Of course, the debate over the role of natural gas in a lower carbon future does not end at the U.S. border.
“It’s not just what’s happening inside the country that matters, it’s also what’s going on in the world,” Book said. “...Gas as a solution is an equal part, if not a large part, of the climate risk story for a lot of countries that are going to be buyers” of liquefied natural gas from countries like the United States. “But building the infrastructure to convey the gas to those markets” may only continue to increase in difficulty.
When the proverbial political pendulum swings back in the other direction, “it’s going to look less like a pendulum and maybe a little more like a catapult,” but even without a “political polarity shift” the prospect of carbon pricing in the United States carries “non-zero odds” depending on what overseas trading partners do, according to Book.
“Is it impossible that the U.S. might find itself in a place pricing carbon in the next five or 10 years...because our trade partners have put one on?” he said.
A proposal to ban fracturing in the United States might grab more headlines, but Moldenhauer said the greater political risk for the natural gas industry could come from political polarization at the Federal Energy Regulatory Commission. Under a hypothetical Democratic administration, the industry could find itself “looking at three very anti-fossil fuel commissioners” by the summer of 2020.
For companies that have already built infrastructure, “maybe that puts you in a very good position,” Moldenhauer said. “If you’re other companies looking to build infrastructure, it might put you in a very negative position.”
As for the commonly used claim that fossil fuel infrastructure shouldn’t be built because it locks in decades of future consumption, Book said it may be“a really well-founded argument” but it could ignore the broader context of the global energy system.
“Stuff’s built to last, and if you’re putting it in place, maybe you’re going to be moving hydrocarbons for the next 40-50 years,” Book said. “The answer is yes, and that’s not a bad thing. What you have to do is contextualize it against the vastness of energy demand globally and ask, where are the right resources, and where do they have to go to get to the right markets?”

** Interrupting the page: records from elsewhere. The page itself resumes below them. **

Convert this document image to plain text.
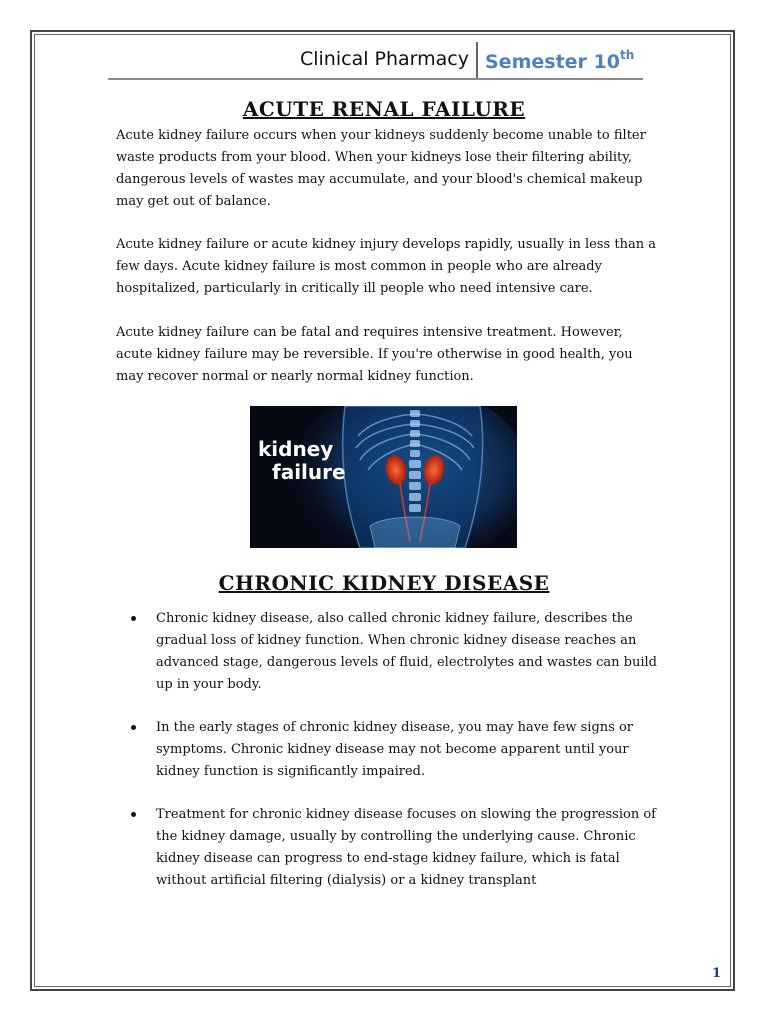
Clinical Pharmacy Semester 10th
ACUTE RENAL FAILURE

Acute kidney failure occurs when your kidneys suddenly become unable to filter waste products from your blood. When your kidneys lose their filtering ability, dangerous levels of wastes may accumulate, and your blood's chemical makeup may get out of balance.

Acute kidney failure or acute kidney injury develops rapidly, usually in less than a few days. Acute kidney failure is most common in people who are already hospitalized, particularly in critically ill people who need intensive care.

Acute kidney failure can be fatal and requires intensive treatment. However, acute kidney failure may be reversible. If you're otherwise in good health, you may recover normal or nearly normal kidney function.

kidney
failure
CHRONIC KIDNEY DISEASE
Chronic kidney disease, also called chronic kidney failure, describes the gradual loss of kidney function. When chronic kidney disease reaches an advanced stage, dangerous levels of fluid, electrolytes and wastes can build up in your body.
In the early stages of chronic kidney disease, you may have few signs or symptoms. Chronic kidney disease may not become apparent until your kidney function is significantly impaired.
Treatment for chronic kidney disease focuses on slowing the progression of the kidney damage, usually by controlling the underlying cause. Chronic kidney disease can progress to end-stage kidney failure, which is fatal without artificial filtering (dialysis) or a kidney transplant
1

There are no “serious, legitimate forecasts” about global energy demand concluding that the world won’t need any more Btus moving forward, Book said.
“We’re going to need a ton more,” he said. “So yes, there is a necessary understanding. We’re not done with hydrocarbons by any means. And actually, some of the infrastructure we may end up building may end up conveying supercritical” carbon dioxide back into the ground to a “stable rockbed well below the surface. People who take stuff out of the pores might be part of putting it back in later in the future. It’s a good skill set to have.”